Who has more psychotics, Democrats or Republicans?
A: It doesn't matter. What matters is whether the person you're talking about/to is a psychotic.
~ Aristotle Sabouni
Created: 2018-07-22 |
Q: Who has more Psychotics (Democrats or Republicans)? A: It doesn't matter. The Democrat controlled media loves to run stories showing how the conservatives and right are all nut-jobs and ad-hominem the other side as a form of virtue signaling. ("We're better than they are"). But it's stupid. Even when it backlashes and the truth is more the opposite.
One of their most famous papers from 2012 The American Journal of Political Science had to be corrected: ooops, they misattributed sides. It turned out that liberal political beliefs, not conservative ones, are actually linked to psychoticism. And do you know what? It didn't make the story any less stupid (just slightly more believable). Here's why:
- (1) I’m not sure these are helpful in any way. It’s not like either side will believe it, even if it was conclusive.

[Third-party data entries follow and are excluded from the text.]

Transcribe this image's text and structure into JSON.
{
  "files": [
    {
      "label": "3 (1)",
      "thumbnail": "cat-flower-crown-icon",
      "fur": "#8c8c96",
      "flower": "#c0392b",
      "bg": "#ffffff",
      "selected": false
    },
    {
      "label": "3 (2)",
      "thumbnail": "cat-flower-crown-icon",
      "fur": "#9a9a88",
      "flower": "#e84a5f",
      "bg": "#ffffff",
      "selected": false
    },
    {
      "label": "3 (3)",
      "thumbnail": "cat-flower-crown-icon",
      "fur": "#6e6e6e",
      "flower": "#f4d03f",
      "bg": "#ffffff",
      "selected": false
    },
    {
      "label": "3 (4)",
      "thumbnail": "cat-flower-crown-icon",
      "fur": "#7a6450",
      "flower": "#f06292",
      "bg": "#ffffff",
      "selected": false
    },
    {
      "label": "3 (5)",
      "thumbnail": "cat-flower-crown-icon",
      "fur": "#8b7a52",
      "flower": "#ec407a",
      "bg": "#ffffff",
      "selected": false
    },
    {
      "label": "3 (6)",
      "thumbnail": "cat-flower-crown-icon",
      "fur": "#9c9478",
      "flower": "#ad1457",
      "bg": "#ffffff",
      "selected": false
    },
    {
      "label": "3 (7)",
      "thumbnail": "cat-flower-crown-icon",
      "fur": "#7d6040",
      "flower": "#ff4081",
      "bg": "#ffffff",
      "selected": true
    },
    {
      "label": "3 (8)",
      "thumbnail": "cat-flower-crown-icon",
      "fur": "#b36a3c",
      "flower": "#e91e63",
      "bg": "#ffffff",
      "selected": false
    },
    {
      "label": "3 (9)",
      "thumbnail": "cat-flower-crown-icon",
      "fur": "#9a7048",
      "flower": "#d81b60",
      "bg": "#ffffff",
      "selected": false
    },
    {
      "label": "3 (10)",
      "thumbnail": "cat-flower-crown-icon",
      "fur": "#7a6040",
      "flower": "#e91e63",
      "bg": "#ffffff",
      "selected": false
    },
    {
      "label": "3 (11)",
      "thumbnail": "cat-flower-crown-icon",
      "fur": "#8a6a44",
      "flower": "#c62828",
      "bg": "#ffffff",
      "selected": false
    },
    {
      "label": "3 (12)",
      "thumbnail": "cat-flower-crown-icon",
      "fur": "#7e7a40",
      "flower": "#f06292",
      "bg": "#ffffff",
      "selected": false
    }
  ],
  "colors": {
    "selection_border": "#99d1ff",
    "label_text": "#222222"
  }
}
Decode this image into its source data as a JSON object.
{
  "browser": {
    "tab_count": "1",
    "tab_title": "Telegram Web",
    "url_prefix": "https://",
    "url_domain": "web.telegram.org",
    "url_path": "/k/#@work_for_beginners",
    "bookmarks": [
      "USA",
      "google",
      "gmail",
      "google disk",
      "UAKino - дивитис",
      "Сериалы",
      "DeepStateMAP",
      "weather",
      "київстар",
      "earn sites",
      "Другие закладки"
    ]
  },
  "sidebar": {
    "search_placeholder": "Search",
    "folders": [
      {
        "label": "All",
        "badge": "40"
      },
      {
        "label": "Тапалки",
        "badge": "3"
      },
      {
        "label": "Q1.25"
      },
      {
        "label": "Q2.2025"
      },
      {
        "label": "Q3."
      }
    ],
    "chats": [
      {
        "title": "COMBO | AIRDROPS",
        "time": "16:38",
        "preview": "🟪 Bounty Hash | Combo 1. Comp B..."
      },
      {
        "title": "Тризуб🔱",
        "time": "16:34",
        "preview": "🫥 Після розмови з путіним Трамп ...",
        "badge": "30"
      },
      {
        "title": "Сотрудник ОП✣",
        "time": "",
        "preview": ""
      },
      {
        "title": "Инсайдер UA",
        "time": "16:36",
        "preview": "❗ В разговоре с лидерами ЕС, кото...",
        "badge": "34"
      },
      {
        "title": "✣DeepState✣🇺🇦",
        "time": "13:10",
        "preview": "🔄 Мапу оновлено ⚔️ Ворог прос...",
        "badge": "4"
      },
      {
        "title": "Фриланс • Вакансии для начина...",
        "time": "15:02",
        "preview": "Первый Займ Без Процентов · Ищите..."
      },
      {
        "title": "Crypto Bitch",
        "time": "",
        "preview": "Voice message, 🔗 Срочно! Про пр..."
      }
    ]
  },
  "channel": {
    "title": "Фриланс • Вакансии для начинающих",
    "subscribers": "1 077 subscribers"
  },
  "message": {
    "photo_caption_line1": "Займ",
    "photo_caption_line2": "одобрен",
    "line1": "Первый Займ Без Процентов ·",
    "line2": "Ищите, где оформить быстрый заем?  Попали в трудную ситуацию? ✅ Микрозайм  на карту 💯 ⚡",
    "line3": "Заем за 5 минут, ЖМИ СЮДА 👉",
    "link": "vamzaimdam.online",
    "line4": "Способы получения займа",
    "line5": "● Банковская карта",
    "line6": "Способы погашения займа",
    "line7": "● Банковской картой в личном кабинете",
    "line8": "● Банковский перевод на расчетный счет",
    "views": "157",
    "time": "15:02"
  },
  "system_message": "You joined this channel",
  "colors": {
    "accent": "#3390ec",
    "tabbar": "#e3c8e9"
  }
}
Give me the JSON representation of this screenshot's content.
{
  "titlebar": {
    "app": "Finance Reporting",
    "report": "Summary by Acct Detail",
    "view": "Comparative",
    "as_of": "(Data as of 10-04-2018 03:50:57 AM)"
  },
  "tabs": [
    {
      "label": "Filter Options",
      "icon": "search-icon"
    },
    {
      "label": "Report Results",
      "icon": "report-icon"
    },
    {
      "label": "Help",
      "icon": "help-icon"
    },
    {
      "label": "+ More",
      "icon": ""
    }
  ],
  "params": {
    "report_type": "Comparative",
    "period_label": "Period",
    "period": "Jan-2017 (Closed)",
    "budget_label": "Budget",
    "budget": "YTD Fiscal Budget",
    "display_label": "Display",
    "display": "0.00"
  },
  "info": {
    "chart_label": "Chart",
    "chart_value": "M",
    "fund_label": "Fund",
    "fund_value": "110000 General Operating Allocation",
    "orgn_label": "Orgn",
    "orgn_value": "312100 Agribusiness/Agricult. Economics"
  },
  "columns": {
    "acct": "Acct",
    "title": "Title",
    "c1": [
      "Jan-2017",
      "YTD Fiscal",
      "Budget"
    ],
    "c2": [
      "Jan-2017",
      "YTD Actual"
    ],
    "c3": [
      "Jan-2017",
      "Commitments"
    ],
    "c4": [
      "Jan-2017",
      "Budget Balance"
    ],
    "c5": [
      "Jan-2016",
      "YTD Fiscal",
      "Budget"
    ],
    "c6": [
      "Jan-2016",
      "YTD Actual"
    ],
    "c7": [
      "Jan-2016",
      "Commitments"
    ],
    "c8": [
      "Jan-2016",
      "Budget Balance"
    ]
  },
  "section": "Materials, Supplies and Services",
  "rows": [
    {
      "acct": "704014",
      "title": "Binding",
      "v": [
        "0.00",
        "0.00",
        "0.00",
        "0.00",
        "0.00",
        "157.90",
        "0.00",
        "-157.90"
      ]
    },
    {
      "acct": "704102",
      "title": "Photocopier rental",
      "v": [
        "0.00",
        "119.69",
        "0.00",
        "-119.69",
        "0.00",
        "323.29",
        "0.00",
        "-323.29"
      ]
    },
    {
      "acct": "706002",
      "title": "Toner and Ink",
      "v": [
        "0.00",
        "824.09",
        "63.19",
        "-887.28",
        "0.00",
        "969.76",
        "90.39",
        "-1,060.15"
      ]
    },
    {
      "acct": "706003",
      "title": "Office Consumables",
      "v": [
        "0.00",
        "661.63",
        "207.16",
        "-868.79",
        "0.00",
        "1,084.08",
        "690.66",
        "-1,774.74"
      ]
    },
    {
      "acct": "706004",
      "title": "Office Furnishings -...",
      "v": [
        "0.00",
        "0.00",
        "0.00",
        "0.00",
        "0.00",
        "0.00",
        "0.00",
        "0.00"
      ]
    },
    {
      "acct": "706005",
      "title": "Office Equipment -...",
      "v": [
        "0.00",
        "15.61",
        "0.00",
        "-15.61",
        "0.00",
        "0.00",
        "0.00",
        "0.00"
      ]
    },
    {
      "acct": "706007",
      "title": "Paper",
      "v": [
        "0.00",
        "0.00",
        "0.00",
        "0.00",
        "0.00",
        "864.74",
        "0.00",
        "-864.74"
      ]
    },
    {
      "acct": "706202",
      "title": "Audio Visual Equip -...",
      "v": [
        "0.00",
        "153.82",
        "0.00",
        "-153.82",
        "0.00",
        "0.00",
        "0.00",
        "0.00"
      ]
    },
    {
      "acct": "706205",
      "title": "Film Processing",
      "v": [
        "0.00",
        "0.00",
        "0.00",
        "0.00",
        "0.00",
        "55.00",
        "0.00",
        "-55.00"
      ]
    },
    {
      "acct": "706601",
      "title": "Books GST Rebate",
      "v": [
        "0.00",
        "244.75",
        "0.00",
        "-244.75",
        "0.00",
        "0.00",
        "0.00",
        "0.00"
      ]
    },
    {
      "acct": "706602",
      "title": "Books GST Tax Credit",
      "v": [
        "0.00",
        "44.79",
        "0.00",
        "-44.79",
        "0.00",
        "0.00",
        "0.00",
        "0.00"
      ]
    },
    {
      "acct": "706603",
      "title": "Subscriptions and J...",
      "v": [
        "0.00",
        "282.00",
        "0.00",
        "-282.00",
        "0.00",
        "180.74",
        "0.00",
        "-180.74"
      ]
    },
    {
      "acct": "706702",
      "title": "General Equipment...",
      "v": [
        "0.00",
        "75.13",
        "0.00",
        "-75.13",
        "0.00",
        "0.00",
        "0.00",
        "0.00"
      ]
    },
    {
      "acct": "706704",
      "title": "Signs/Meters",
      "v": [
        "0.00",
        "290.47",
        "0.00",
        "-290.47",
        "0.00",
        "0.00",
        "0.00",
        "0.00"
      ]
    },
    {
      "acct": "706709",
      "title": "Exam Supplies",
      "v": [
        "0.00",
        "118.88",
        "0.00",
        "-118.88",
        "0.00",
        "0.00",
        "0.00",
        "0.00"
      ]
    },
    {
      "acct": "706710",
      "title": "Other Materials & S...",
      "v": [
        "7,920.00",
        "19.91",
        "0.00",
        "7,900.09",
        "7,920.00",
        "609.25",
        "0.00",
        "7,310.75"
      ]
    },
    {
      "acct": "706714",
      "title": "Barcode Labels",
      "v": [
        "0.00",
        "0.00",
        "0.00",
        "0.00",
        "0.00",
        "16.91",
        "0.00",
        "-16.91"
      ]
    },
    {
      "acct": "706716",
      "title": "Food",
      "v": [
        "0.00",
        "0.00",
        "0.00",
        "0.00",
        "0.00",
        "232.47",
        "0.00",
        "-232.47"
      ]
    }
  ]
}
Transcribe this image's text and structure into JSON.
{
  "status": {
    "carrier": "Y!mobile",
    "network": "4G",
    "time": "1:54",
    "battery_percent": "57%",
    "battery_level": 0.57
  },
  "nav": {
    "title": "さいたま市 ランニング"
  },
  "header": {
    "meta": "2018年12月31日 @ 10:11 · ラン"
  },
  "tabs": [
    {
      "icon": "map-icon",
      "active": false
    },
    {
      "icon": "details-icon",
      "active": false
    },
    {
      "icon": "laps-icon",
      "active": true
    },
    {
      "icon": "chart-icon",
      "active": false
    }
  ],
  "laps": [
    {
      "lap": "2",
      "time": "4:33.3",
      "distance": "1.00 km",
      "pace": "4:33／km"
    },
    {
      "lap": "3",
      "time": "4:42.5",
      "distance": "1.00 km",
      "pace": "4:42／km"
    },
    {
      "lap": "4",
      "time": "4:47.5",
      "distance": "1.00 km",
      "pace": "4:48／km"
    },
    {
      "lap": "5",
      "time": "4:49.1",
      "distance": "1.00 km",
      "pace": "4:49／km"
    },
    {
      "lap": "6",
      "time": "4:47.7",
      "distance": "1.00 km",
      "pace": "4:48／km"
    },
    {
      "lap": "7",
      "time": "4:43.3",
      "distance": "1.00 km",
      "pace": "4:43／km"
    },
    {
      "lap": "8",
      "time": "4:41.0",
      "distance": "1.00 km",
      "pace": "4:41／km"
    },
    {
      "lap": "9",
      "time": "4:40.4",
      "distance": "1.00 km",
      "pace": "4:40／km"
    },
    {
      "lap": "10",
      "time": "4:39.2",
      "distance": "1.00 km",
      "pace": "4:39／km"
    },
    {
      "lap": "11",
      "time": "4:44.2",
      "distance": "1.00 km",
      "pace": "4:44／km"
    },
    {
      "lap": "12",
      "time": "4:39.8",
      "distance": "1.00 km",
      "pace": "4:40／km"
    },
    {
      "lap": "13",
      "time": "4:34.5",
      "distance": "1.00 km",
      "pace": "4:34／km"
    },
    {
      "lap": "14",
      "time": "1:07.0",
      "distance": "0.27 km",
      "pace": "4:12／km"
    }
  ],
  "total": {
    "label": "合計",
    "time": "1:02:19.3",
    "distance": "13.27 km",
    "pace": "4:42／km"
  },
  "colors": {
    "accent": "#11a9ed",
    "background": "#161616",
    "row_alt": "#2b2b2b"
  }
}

- (2) Right now, progressives are more likely to have young, fringe, and radical members. (With the exception of the troll fringe / alt-right on the right). But change who is in power, and that can shift. So when you measure changes the result, and most of these aren't timely (they're lagged by many years).
- (3) Europe and America don’t have similar maps or motivations on who is left or right. Pretending they do, makes us all dumber. And often the U.S. is citing European studies and vise-versa, so even if it was true for that demographic/time, it's only likely valid for that local political environment -- so stupid to cross compare.
- (4) Most of all, the point is that the diversity in these sets far exceeds the similarities. So who cares?
Look, do I think that extreme vegans, environmentalist, or SJW activists are more likely to skim more psychotics out of society to their causes? Or that immigrants driven out of their countries are more likely to have a few extremists (but more than the general population) and are attracted to the left? Sure. Maybe enough to bend the trends a little. But then there’s sub-movements on the right that might do the same. But think it through.
- (5) The individuals don't represent the sub-group
- One sub-group (political faction) in that party, doesn't represent the other sub-groups in the party
- The party isn't constant, and sub-groups jump parties. (Like Blue-Collar working class shifted from Obama to Trump in the 2016 election).
So even if it mattered for one small faction, for a picosecond, it certainly isn't good for generalizing (broad brushing) all conservatives or all progressives.
- (6) Understand scale - we’re talking small differences when weighed against the whole.
Does it really matter if 0.5% of the right are asshat psychotics and sociopaths, and 1% of the left is? “Oh that’s twice as much!”... but it’s still statistically irrelevant — and just a lot of noise/churn that does not matter.
Conclusion[edit | edit source]
So this broad-brush is bullshit when the left and media do it to the right... but that doesn’t make it any better when the right does it back. (Even if a cup of comeuppance can be a delicious just deserts).